Hmm, I have an apigen in the git repo that generates GL constant -checking C++ wrappers for OpenGL functions. That could be hacked a bit to make it create better autotests.

The biggest issue with the current tests is that they only cover a small portion of the API, as I focused on writing only evil tests manually. The rest of the API gets banged by the API fuzzer to see if anything crashes. Evil tests then are me trying to cause a segfault or read back information I shouldn't be able to, and for general array indexing validation. I wrote them for things that do array access, read back data from OpenGL, or that seem iffy in some other way.

So. TODO: Port shaders to 1.20, better autotests, file bugs.

2009-11-05

Started porting Canvas3D tests to WebGL

I started porting Canvas3D tests over to WebGL this morning (apparently insomnia helps.) I've been intending to do that since the summer, but never really got started. Better late than never, eh.

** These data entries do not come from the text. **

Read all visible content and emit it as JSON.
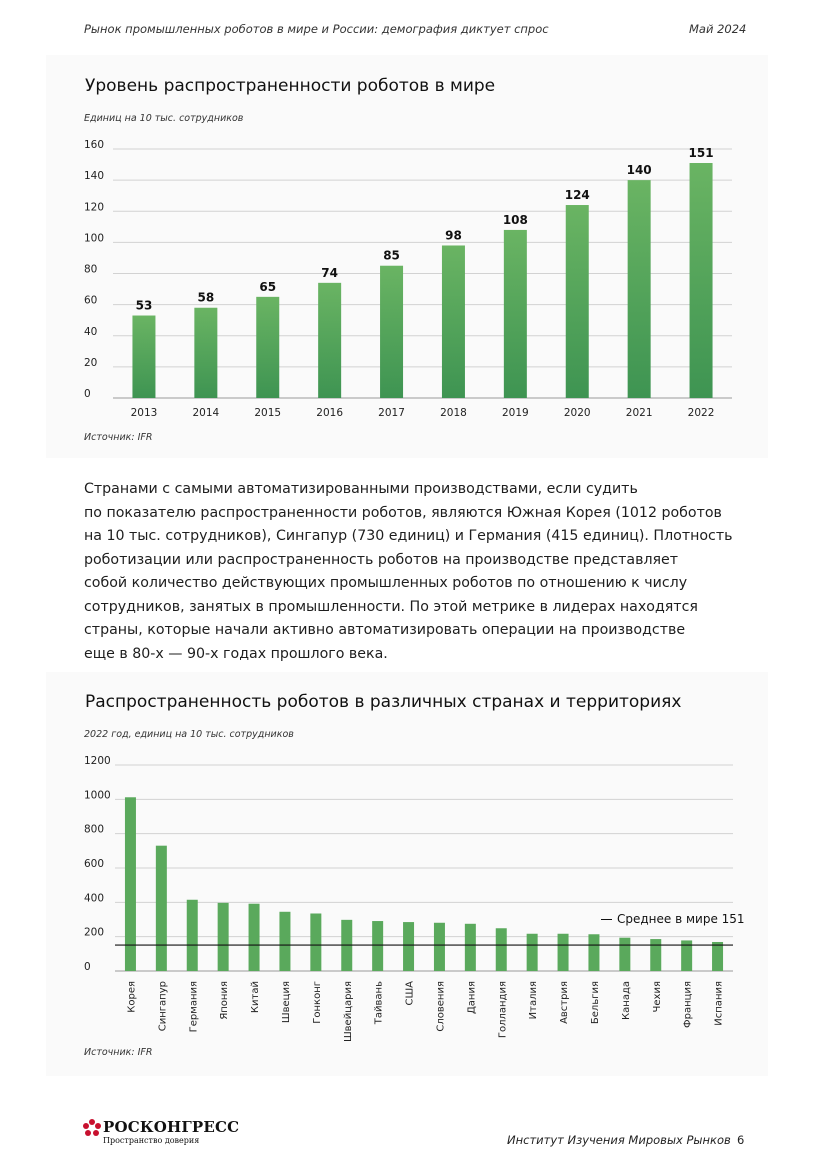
{
  "header": {
    "title": "Рынок промышленных роботов в мире и России: демография диктует спрос",
    "date": "Май 2024"
  },
  "chart1": {
    "title": "Уровень распространенности роботов в мире",
    "unit": "Единиц на 10 тыс. сотрудников",
    "source": "Источник: IFR"
  },
  "paragraph": [
    "Странами с самыми автоматизированными производствами, если судить",
    "по показателю распространенности роботов, являются Южная Корея (1012 роботов",
    "на 10 тыс. сотрудников), Сингапур (730 единиц) и Германия (415 единиц). Плотность",
    "роботизации или распространенность роботов на производстве представляет",
    "собой количество действующих промышленных роботов по отношению к числу",
    "сотрудников, занятых в промышленности. По этой метрике в лидерах находятся",
    "страны, которые начали активно автоматизировать операции на производстве",
    "еще в 80-х — 90-х годах прошлого века."
  ],
  "chart2": {
    "title": "Распространенность роботов в различных странах и территориях",
    "unit": "2022 год, единиц на 10 тыс. сотрудников",
    "source": "Источник: IFR",
    "reference_label": "Среднее в мире 151"
  },
  "chart_data": [
    {
      "type": "bar",
      "categories": [
        "2013",
        "2014",
        "2015",
        "2016",
        "2017",
        "2018",
        "2019",
        "2020",
        "2021",
        "2022"
      ],
      "values": [
        53,
        58,
        65,
        74,
        85,
        98,
        108,
        124,
        140,
        151
      ],
      "yticks": [
        0,
        20,
        40,
        60,
        80,
        100,
        120,
        140,
        160
      ],
      "ylim": [
        0,
        160
      ],
      "data_labels": true,
      "grid": true,
      "color": "#5aa95c"
    },
    {
      "type": "bar",
      "categories": [
        "Корея",
        "Сингапур",
        "Германия",
        "Япония",
        "Китай",
        "Швеция",
        "Гонконг",
        "Швейцария",
        "Тайвань",
        "США",
        "Словения",
        "Дания",
        "Голландия",
        "Италия",
        "Австрия",
        "Бельгия",
        "Канада",
        "Чехия",
        "Франция",
        "Испания"
      ],
      "values": [
        1012,
        730,
        415,
        397,
        392,
        345,
        335,
        298,
        291,
        285,
        281,
        275,
        249,
        217,
        217,
        214,
        194,
        186,
        178,
        169
      ],
      "yticks": [
        0,
        200,
        400,
        600,
        800,
        1000,
        1200
      ],
      "ylim": [
        0,
        1200
      ],
      "reference_line": 151,
      "grid": true,
      "color": "#5aa95c"
    }
  ],
  "footer": {
    "logo": "РОСКОНГРЕСС",
    "logo_tagline": "Пространство доверия",
    "institute": "Институт Изучения Мировых Рынков",
    "page_number": "6"
  },
  "colors": {
    "bar": "#5aa95c",
    "bar_dark": "#3e9452",
    "logo": "#c8102e",
    "grid": "#cfcfcf"
  }
}
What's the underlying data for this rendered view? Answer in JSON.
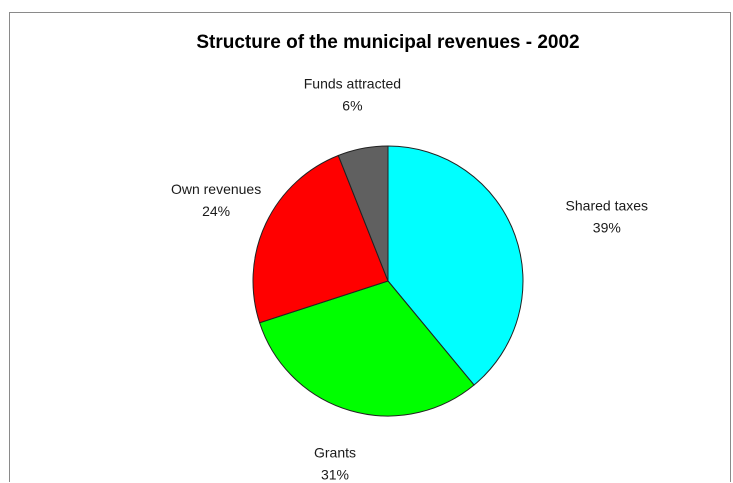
{
  "chart_data": {
    "type": "pie",
    "title": "Structure of the municipal revenues - 2002",
    "start_angle_deg": 0,
    "direction": "clockwise",
    "slices": [
      {
        "label": "Shared taxes",
        "percent_label": "39%",
        "value": 39,
        "color": "#00ffff"
      },
      {
        "label": "Grants",
        "percent_label": "31%",
        "value": 31,
        "color": "#00ff00"
      },
      {
        "label": "Own revenues",
        "percent_label": "24%",
        "value": 24,
        "color": "#ff0000"
      },
      {
        "label": "Funds attracted",
        "percent_label": "6%",
        "value": 6,
        "color": "#606060"
      }
    ],
    "legend": "none",
    "grid": false
  }
}
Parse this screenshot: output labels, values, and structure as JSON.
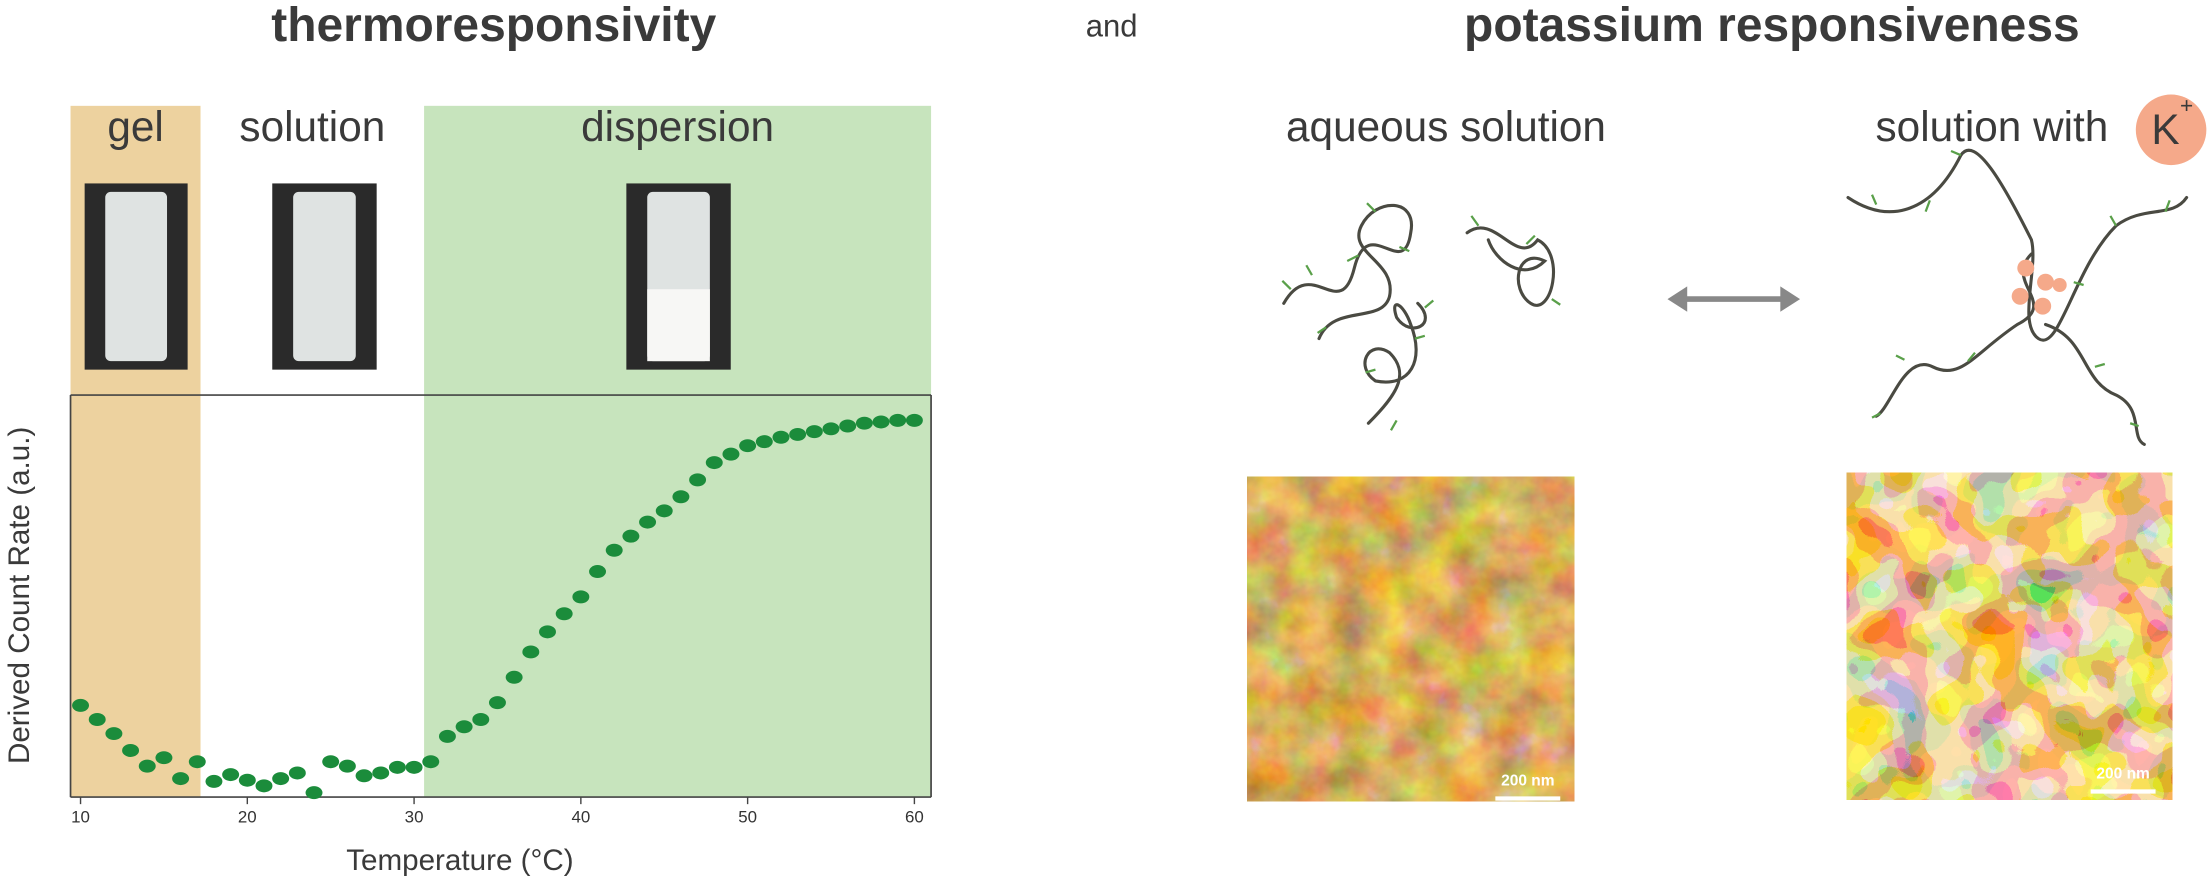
{
  "header": {
    "title_left": "thermoresponsivity",
    "connector": "and",
    "title_right": "potassium responsiveness"
  },
  "chart_data": {
    "type": "scatter",
    "xlabel": "Temperature (°C)",
    "ylabel": "Derived Count Rate (a.u.)",
    "x": [
      10,
      11,
      12,
      13,
      14,
      15,
      16,
      17,
      18,
      19,
      20,
      21,
      22,
      23,
      24,
      25,
      26,
      27,
      28,
      29,
      30,
      31,
      32,
      33,
      34,
      35,
      36,
      37,
      38,
      39,
      40,
      41,
      42,
      43,
      44,
      45,
      46,
      47,
      48,
      49,
      50,
      51,
      52,
      53,
      54,
      55,
      56,
      57,
      58,
      59,
      60
    ],
    "values": [
      22.8,
      19.3,
      15.8,
      11.6,
      7.7,
      9.8,
      4.6,
      8.8,
      3.9,
      5.6,
      4.2,
      2.8,
      4.6,
      6.0,
      1.1,
      8.8,
      7.7,
      5.3,
      6.0,
      7.4,
      7.4,
      8.8,
      15.1,
      17.5,
      19.3,
      23.5,
      29.8,
      36.1,
      41.1,
      45.6,
      49.8,
      56.1,
      61.4,
      64.9,
      68.4,
      71.2,
      74.7,
      78.9,
      83.2,
      85.3,
      87.4,
      88.4,
      89.5,
      90.2,
      90.9,
      91.6,
      92.3,
      93.0,
      93.3,
      93.7,
      93.7
    ],
    "color": "#1b8c3b",
    "xlim": [
      9.4,
      61
    ],
    "ylim": [
      0,
      100
    ],
    "xticks": [
      10,
      20,
      30,
      40,
      50,
      60
    ],
    "regions": [
      {
        "label": "gel",
        "start": 9.4,
        "end": 17.2,
        "color": "#edd29f"
      },
      {
        "label": "solution",
        "start": 17.2,
        "end": 30.6,
        "color": "#ffffff"
      },
      {
        "label": "dispersion",
        "start": 30.6,
        "end": 61,
        "color": "#c7e4bd"
      }
    ]
  },
  "right": {
    "left_label": "aqueous solution",
    "right_label": "solution with",
    "ion": "K",
    "ion_charge": "+",
    "scale_bars": [
      "200 nm",
      "200 nm"
    ]
  }
}
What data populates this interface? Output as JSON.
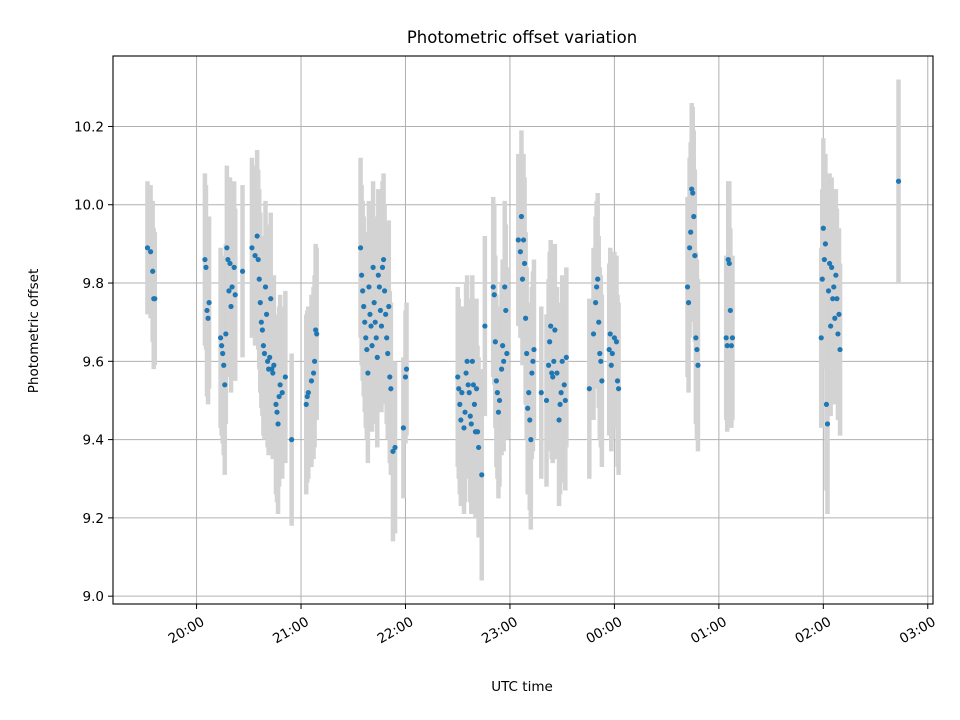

I've been testing the Firefox implementation. If there's a way to test WebKit's WebGL on Linux, I'd be most interested in hearing that.

The Firefox implementation has changed somewhat from the last time I worked on it, so I found some new bugs too :) BindFramebuffer is checking its argument against wrong constants, Tex[Sub]Image2D is quite broken for non-image arguments and some functions don't bork on bad data. Plus a fuzzer segfault and an on-exit segfault (didn't trace those yet.)

I still have around half the existing tests to port... Something to do this afternoon.

2009-11-04

Visitor stats for October

About 1250 visits.

Browser market share: 50% Firefox, 15% Explorer, 14% Chrome, 12% Safari and 6% Opera.

OS market share: 56% Windows, 22% Linux, 20% Mac, 1% iPhone.

The smallest screen resolution was 170x180. The largest was 3840x1024. Most people had something between 800x480 and 1920x1200.

Visitors by continent: 44% Europe, 33% North America, 12% Asia, 6% South America, 3% Oceania, 1% Africa.

By country: 28% US, 7% France, 7% Germany, 5% UK, 5% Canada, 4% Brazil, 3% Japan, 3% Finland, 3% Spain, 3% India.

Hmm...

2009-11-02

How I lost 6 kilos in six months

By running 25 km a week and cooking my own meals.